Finding inverses and determinants

# Rule of Sarrus of determinants

A alternative "short cut" for calculating 3x3 determinants (Rule of Sarrus). Created by Sal Khan.

## Want to join the conversation?

• Probably should mention that the Rule of Sarus only applies to 3x3. You cannot use it for 4x4 or higher. • Since we solve for the determinate of a 4x4 matrix by essentially breaking it down into smaller 3x3 matrices, can we apply the Rule of Sarrus after manipulating a 4x4 into a sequence of 3x3 matrices? • Yes, that would be a valid approach.

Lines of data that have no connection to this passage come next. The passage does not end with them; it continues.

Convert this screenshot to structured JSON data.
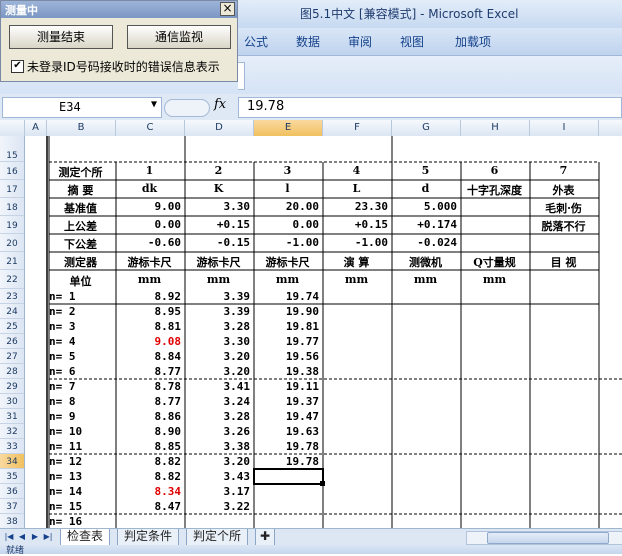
{
  "window": {
    "title": "图5.1中文  [兼容模式] - Microsoft Excel"
  },
  "ribbon": {
    "tabs": [
      "公式",
      "数据",
      "审阅",
      "视图",
      "加载项"
    ]
  },
  "formula_bar": {
    "name_box": "E34",
    "fx_symbol": "fx",
    "value": "19.78"
  },
  "columns": [
    "A",
    "B",
    "C",
    "D",
    "E",
    "F",
    "G",
    "H",
    "I"
  ],
  "selected_column": "E",
  "rows": [
    "15",
    "16",
    "17",
    "18",
    "19",
    "20",
    "21",
    "22",
    "23",
    "24",
    "25",
    "26",
    "27",
    "28",
    "29",
    "30",
    "31",
    "32",
    "33",
    "34",
    "35",
    "36",
    "37",
    "38"
  ],
  "selected_row": "34",
  "sheet": {
    "header_row": [
      "测定个所",
      "1",
      "2",
      "3",
      "4",
      "5",
      "6",
      "7"
    ],
    "spec_rows": [
      [
        "摘 要",
        "dk",
        "K",
        "l",
        "L",
        "d",
        "十字孔深度",
        "外表"
      ],
      [
        "基准值",
        "9.00",
        "3.30",
        "20.00",
        "23.30",
        "5.000",
        "",
        "毛刺·伤"
      ],
      [
        "上公差",
        "0.00",
        "+0.15",
        "0.00",
        "+0.15",
        "+0.174",
        "",
        "脱落不行"
      ],
      [
        "下公差",
        "-0.60",
        "-0.15",
        "-1.00",
        "-1.00",
        "-0.024",
        "",
        ""
      ],
      [
        "测定器",
        "游标卡尺",
        "游标卡尺",
        "游标卡尺",
        "演 算",
        "测微机",
        "Q寸量规",
        "目 视"
      ],
      [
        "单位",
        "mm",
        "mm",
        "mm",
        "mm",
        "mm",
        "mm",
        ""
      ]
    ],
    "data_rows": [
      {
        "n": "n=  1",
        "c": "8.92",
        "d": "3.39",
        "e": "19.74"
      },
      {
        "n": "n=  2",
        "c": "8.95",
        "d": "3.39",
        "e": "19.90"
      },
      {
        "n": "n=  3",
        "c": "8.81",
        "d": "3.28",
        "e": "19.81"
      },
      {
        "n": "n=  4",
        "c": "9.08",
        "d": "3.30",
        "e": "19.77",
        "c_red": true
      },
      {
        "n": "n=  5",
        "c": "8.84",
        "d": "3.20",
        "e": "19.56"
      },
      {
        "n": "n=  6",
        "c": "8.77",
        "d": "3.20",
        "e": "19.38"
      },
      {
        "n": "n=  7",
        "c": "8.78",
        "d": "3.41",
        "e": "19.11"
      },
      {
        "n": "n=  8",
        "c": "8.77",
        "d": "3.24",
        "e": "19.37"
      },
      {
        "n": "n=  9",
        "c": "8.86",
        "d": "3.28",
        "e": "19.47"
      },
      {
        "n": "n= 10",
        "c": "8.90",
        "d": "3.26",
        "e": "19.63"
      },
      {
        "n": "n= 11",
        "c": "8.85",
        "d": "3.38",
        "e": "19.78"
      },
      {
        "n": "n= 12",
        "c": "8.82",
        "d": "3.20",
        "e": "19.78"
      },
      {
        "n": "n= 13",
        "c": "8.82",
        "d": "3.43",
        "e": ""
      },
      {
        "n": "n= 14",
        "c": "8.34",
        "d": "3.17",
        "e": "",
        "c_red": true
      },
      {
        "n": "n= 15",
        "c": "8.47",
        "d": "3.22",
        "e": ""
      },
      {
        "n": "n= 16",
        "c": "",
        "d": "",
        "e": ""
      }
    ]
  },
  "sheet_tabs": [
    "检查表",
    "判定条件",
    "判定个所"
  ],
  "status": {
    "text": "就绪"
  },
  "dialog": {
    "title": "测量中",
    "close_glyph": "×",
    "button_stop": "测量结束",
    "button_monitor": "通信监视",
    "checkbox_checked": true,
    "checkbox_label": "未登录ID号码接收时的错误信息表示"
  },
  "colors": {
    "accent": "#15428b",
    "error": "#e00000",
    "selection": "#f1c15f"
  }
}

Note that if you had to find the determinant of a 4x4 or bigger matrix, the methods shown here do not scale well. The number of computations required grows a lot. A really nice thing to do is to row reduce the matrix to what is called an upper triangular (means all the entries below the main diagonal are zero). Then the determinant is simply the product of all the entries on the main diagonal. If you accessed this video from the Linear Algebra playlist, this method will be presented soon.
• The outcome of this Det (A) = 45, while in the past video with the 3 x 3 matrix the outcome of the Det (A) was 35. How? • I am just learning the Rule of Sarrus in my algebra 2 class and was asked by my teacher to find out why this works. Is there a reason or is it just something that works and we all do it? Thanks! • Well, many of us don't know why using "minors and cofactors" works.

Does your teacher want to find out the answer to his question, or was it meant just as an exercise for you?

If you accept that minors and cofactors is accurate, then Sal has proved Sarrus' rule in the video based on that (I think Sarrus' rule is only for 3x3 determinants).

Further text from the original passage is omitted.